Not only does the measles, mumps, and rubella vaccine not raise the risk of autism in children, but it doesn't even raise the likelihood of autism in children at a higher risk of the disorder.
Parental concern over the potential health risks of vaccines seems to have risen sharply in recent years. The notion that measles, mumps, and rubella (MMR) shots could lead to autism in children has swayed many to prevent their kids from getting vaccines — but a new study aims to end these concerns once and for all.
This latest study, headed by Danish researchers and published in the Annals of Internal Medicine journal, examined 657,461 children born in Denmark between 1999 and 2010 including 6,517 kids who were diagnosed with autism.
The study found that there is no link between autism and the MMR vaccine even in those children who have a higher risk of developing the disorder.

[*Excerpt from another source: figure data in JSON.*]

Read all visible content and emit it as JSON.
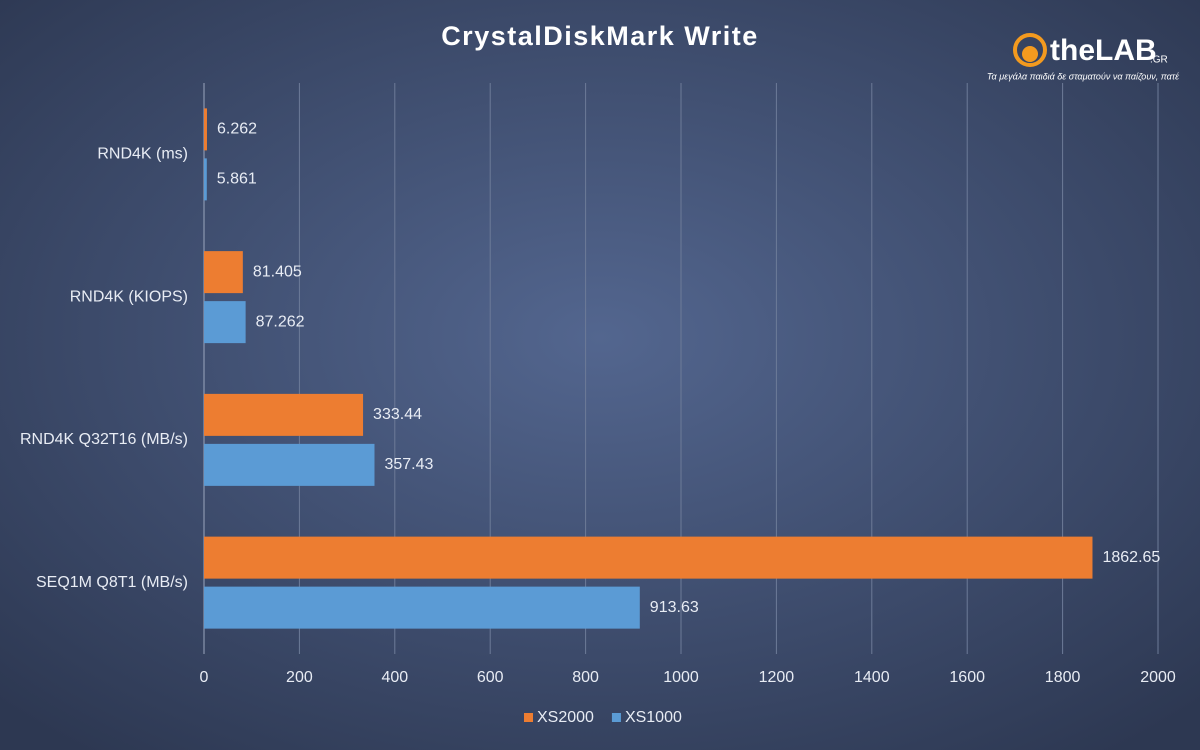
{
  "chart_data": {
    "type": "hbar",
    "title": "CrystalDiskMark  Write",
    "categories": [
      "RND4K (ms)",
      "RND4K (KIOPS)",
      "RND4K Q32T16 (MB/s)",
      "SEQ1M Q8T1 (MB/s)"
    ],
    "series": [
      {
        "name": "XS2000",
        "color": "#ed7d31",
        "values": [
          6.262,
          81.405,
          333.44,
          1862.65
        ]
      },
      {
        "name": "XS1000",
        "color": "#5b9bd5",
        "values": [
          5.861,
          87.262,
          357.43,
          913.63
        ]
      }
    ],
    "xlim": [
      0,
      2000
    ],
    "xticks": [
      0,
      200,
      400,
      600,
      800,
      1000,
      1200,
      1400,
      1600,
      1800,
      2000
    ],
    "grid": true,
    "legend": "bottom"
  },
  "logo": {
    "name": "theLAB",
    "domain": ".GR",
    "tagline": "Τα μεγάλα παιδιά δε σταματούν να παίζουν, πατέ"
  }
}
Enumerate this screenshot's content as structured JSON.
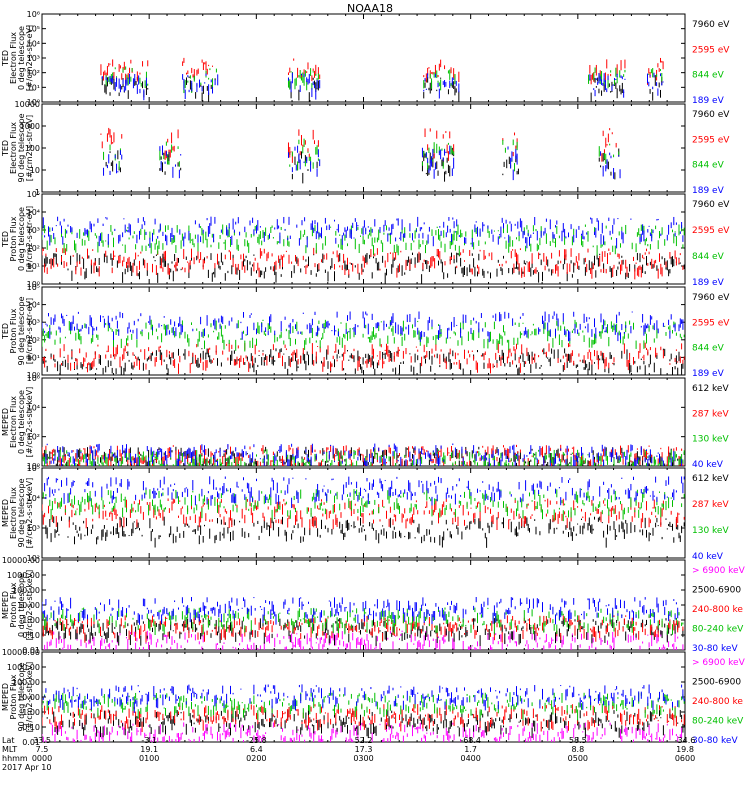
{
  "chart_data": {
    "type": "scatter",
    "title": "NOAA18",
    "time_axis": {
      "hhmm": [
        "0000",
        "0100",
        "0200",
        "0300",
        "0400",
        "0500",
        "0600"
      ],
      "lat": [
        "33.5",
        "-3.1",
        "-25.8",
        "52.2",
        "-68.4",
        "58.5",
        "-34.6"
      ],
      "mlt": [
        "7.5",
        "19.1",
        "6.4",
        "17.3",
        "1.7",
        "8.8",
        "19.8"
      ],
      "row_labels": [
        "Lat",
        "MLT",
        "hhmm"
      ],
      "date": "2017 Apr 10"
    },
    "panels": [
      {
        "ylabel_lines": [
          "TED",
          "Electron Flux",
          "0 deg telescope",
          "[#/cm2-s-str-eV]"
        ],
        "ylim": [
          1,
          1000000
        ],
        "scale": "log",
        "tick_labels": [
          "10⁰",
          "10¹",
          "10²",
          "10³",
          "10⁴",
          "10⁵",
          "10⁶"
        ],
        "legend": [
          {
            "label": "7960 eV",
            "color": "#000000"
          },
          {
            "label": "2595 eV",
            "color": "#ff0000"
          },
          {
            "label": "844 eV",
            "color": "#00c000"
          },
          {
            "label": "189 eV",
            "color": "#0000ff"
          }
        ],
        "activity_hours": [
          [
            0.55,
            1.0
          ],
          [
            1.3,
            1.65
          ],
          [
            2.3,
            2.6
          ],
          [
            3.55,
            3.9
          ],
          [
            5.1,
            5.45
          ],
          [
            5.65,
            5.8
          ]
        ],
        "series_levels": {
          "black": 10,
          "red": 150,
          "green": 40,
          "blue": 15
        }
      },
      {
        "ylabel_lines": [
          "TED",
          "Electron Flux",
          "90 deg telescope",
          "[#/cm2-s-str-eV]"
        ],
        "ylim": [
          1,
          10000
        ],
        "scale": "log",
        "tick_labels": [
          "1",
          "10",
          "100",
          "1000",
          "10000"
        ],
        "legend": [
          {
            "label": "7960 eV",
            "color": "#000000"
          },
          {
            "label": "2595 eV",
            "color": "#ff0000"
          },
          {
            "label": "844 eV",
            "color": "#00c000"
          },
          {
            "label": "189 eV",
            "color": "#0000ff"
          }
        ],
        "activity_hours": [
          [
            0.55,
            0.75
          ],
          [
            1.1,
            1.3
          ],
          [
            2.3,
            2.6
          ],
          [
            3.55,
            3.85
          ],
          [
            4.3,
            4.45
          ],
          [
            5.2,
            5.4
          ]
        ],
        "series_levels": {
          "black": 15,
          "red": 120,
          "green": 40,
          "blue": 20
        }
      },
      {
        "ylabel_lines": [
          "TED",
          "Proton Flux",
          "0 deg telescope",
          "[#/cm2-s-str-eV]"
        ],
        "ylim": [
          1,
          100000
        ],
        "scale": "log",
        "tick_labels": [
          "10⁰",
          "10¹",
          "10²",
          "10³",
          "10⁴",
          "10⁵"
        ],
        "legend": [
          {
            "label": "7960 eV",
            "color": "#000000"
          },
          {
            "label": "2595 eV",
            "color": "#ff0000"
          },
          {
            "label": "844 eV",
            "color": "#00c000"
          },
          {
            "label": "189 eV",
            "color": "#0000ff"
          }
        ],
        "activity_hours": [
          [
            0.0,
            6.0
          ]
        ],
        "series_levels": {
          "black": 8,
          "red": 15,
          "green": 300,
          "blue": 800
        }
      },
      {
        "ylabel_lines": [
          "TED",
          "Proton Flux",
          "90 deg telescope",
          "[#/cm2-s-str-eV]"
        ],
        "ylim": [
          1,
          100000
        ],
        "scale": "log",
        "tick_labels": [
          "10⁰",
          "10¹",
          "10²",
          "10³",
          "10⁴",
          "10⁵"
        ],
        "legend": [
          {
            "label": "7960 eV",
            "color": "#000000"
          },
          {
            "label": "2595 eV",
            "color": "#ff0000"
          },
          {
            "label": "844 eV",
            "color": "#00c000"
          },
          {
            "label": "189 eV",
            "color": "#0000ff"
          }
        ],
        "activity_hours": [
          [
            0.0,
            6.0
          ]
        ],
        "series_levels": {
          "black": 5,
          "red": 10,
          "green": 200,
          "blue": 600
        }
      },
      {
        "ylabel_lines": [
          "MEPED",
          "Electron Flux",
          "0 deg telescope",
          "[#/cm2-s-str-keV]"
        ],
        "ylim": [
          1,
          1000000
        ],
        "scale": "log",
        "tick_labels": [
          "10⁰",
          "10²",
          "10⁴",
          "10⁶"
        ],
        "legend": [
          {
            "label": "612 keV",
            "color": "#000000"
          },
          {
            "label": "287 keV",
            "color": "#ff0000"
          },
          {
            "label": "130 keV",
            "color": "#00c000"
          },
          {
            "label": "40 keV",
            "color": "#0000ff"
          }
        ],
        "activity_hours": [
          [
            0.0,
            6.0
          ]
        ],
        "series_levels": {
          "black": 3,
          "red": 4,
          "green": 2,
          "blue": 5
        }
      },
      {
        "ylabel_lines": [
          "MEPED",
          "Electron Flux",
          "90 deg telescope",
          "[#/cm2-s-str-keV]"
        ],
        "ylim": [
          10,
          1000000
        ],
        "scale": "log",
        "tick_labels": [
          "10²",
          "10³",
          "10⁴",
          "10⁵"
        ],
        "legend": [
          {
            "label": "612 keV",
            "color": "#000000"
          },
          {
            "label": "287 keV",
            "color": "#ff0000"
          },
          {
            "label": "130 keV",
            "color": "#00c000"
          },
          {
            "label": "40 keV",
            "color": "#0000ff"
          }
        ],
        "activity_hours": [
          [
            0.0,
            6.0
          ]
        ],
        "series_levels": {
          "black": 300,
          "red": 3000,
          "green": 10000,
          "blue": 50000
        }
      },
      {
        "ylabel_lines": [
          "MEPED",
          "Proton Flux",
          "0 deg telescope",
          "[#/cm2-s-str-keV]"
        ],
        "ylim": [
          0.01,
          10000
        ],
        "scale": "log",
        "tick_labels": [
          "0.01",
          "0.10",
          "1.00",
          "10.00",
          "100.00",
          "1000.00",
          "10000.00"
        ],
        "legend": [
          {
            "label": "> 6900 keV",
            "color": "#ff00ff"
          },
          {
            "label": "2500-6900",
            "color": "#000000"
          },
          {
            "label": "240-800 ke",
            "color": "#ff0000"
          },
          {
            "label": "80-240 keV",
            "color": "#00c000"
          },
          {
            "label": "30-80 keV",
            "color": "#0000ff"
          }
        ],
        "activity_hours": [
          [
            0.0,
            6.0
          ]
        ],
        "series_levels": {
          "magenta": 0.03,
          "black": 0.2,
          "red": 0.3,
          "green": 1.0,
          "blue": 5.0
        }
      },
      {
        "ylabel_lines": [
          "MEPED",
          "Proton Flux",
          "90 deg telescope",
          "[#/cm2-s-str-keV]"
        ],
        "ylim": [
          0.01,
          10000
        ],
        "scale": "log",
        "tick_labels": [
          "0.01",
          "0.10",
          "1.00",
          "10.00",
          "100.00",
          "1000.00",
          "10000.00"
        ],
        "legend": [
          {
            "label": "> 6900 keV",
            "color": "#ff00ff"
          },
          {
            "label": "2500-6900",
            "color": "#000000"
          },
          {
            "label": "240-800 ke",
            "color": "#ff0000"
          },
          {
            "label": "80-240 keV",
            "color": "#00c000"
          },
          {
            "label": "30-80 keV",
            "color": "#0000ff"
          }
        ],
        "activity_hours": [
          [
            0.0,
            6.0
          ]
        ],
        "series_levels": {
          "magenta": 0.03,
          "black": 0.2,
          "red": 0.5,
          "green": 3.0,
          "blue": 10.0
        }
      }
    ]
  }
}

“Parents should not skip the vaccine out of fear for autism,” said the lead author of the study, Dr. Anders Hviid of the Statens Serum Institute in Copenhagen. “The dangers of not vaccinating includes a resurgence in measles which we are seeing signs of today in the form of outbreaks.”
To his point, anti-vaxxers have been a leading cause behind the measles outbreaks across North America in recent weeks. Most recently, a Vancouver father who chose not to vaccinate his children instigated a measles outbreak that spread through three separate schools in the area.
Furthermore, the study found that the five percent of kids who weren’t vaccinated were 17 percent more likely to be diagnosed with autism than those who were vaccinated.
“The study strongly supports that MMR vaccination does not increase the risk for autism, does not trigger autism in susceptible children, and is not associated with clustering of autism cases after vaccination,” the paper concluded.
Indeed, even kids with autistic siblings who were seven times more likely to be diagnosed with the disorder than those without a family history of it were not at a higher likelihood of being diagnosed with autism after they were vaccinated.
Measles, a contagious virus that can result in pneumonia, and encephalitis which is an inflammation of the brain, and in some cases even death, can be spread after its visible symptoms disappear. The virus is also capable of living on surfaces an infected person coughed or sneezed on for up to two hours.
The paper claimed that a mere five percent reduction of MMR vaccines could triple the total cases of measles in a community.
Most importantly, the research team was adamant that this study wasn’t intended to disprove the alleged correlation between the MMR vaccine and autism, but that this research merely suggests the widely-held belief that vaccines increase the risk for the spectrum disorder are scientifically unfounded.
The paranoia of parents, the paper suggested, may also have its roots in the fact that vaccines are recommended during the same timeframe that autism usually presents itself — in early childhood, between one to six years of age. This, of course, doesn’t prove causality, though it can certainly appear so.
Some have traced the paranoia back to a 1998 paper that claimed there was a direct connection between the spectrum disorder and the medical vaccine standards preventing the breakout of diseases. That paper was ultimately retracted, NBC reported — yet doubts continued to linger.
“Any myth should be clearly labeled as such,” said Dr. Saad Omer of Emory University in Atlanta, the co-author of an editorial accompanying the study. “Even in the face of substantial and increasing evidence against an MMR-autism association, the discussion around the potential link has contributed to vaccine hesitancy.”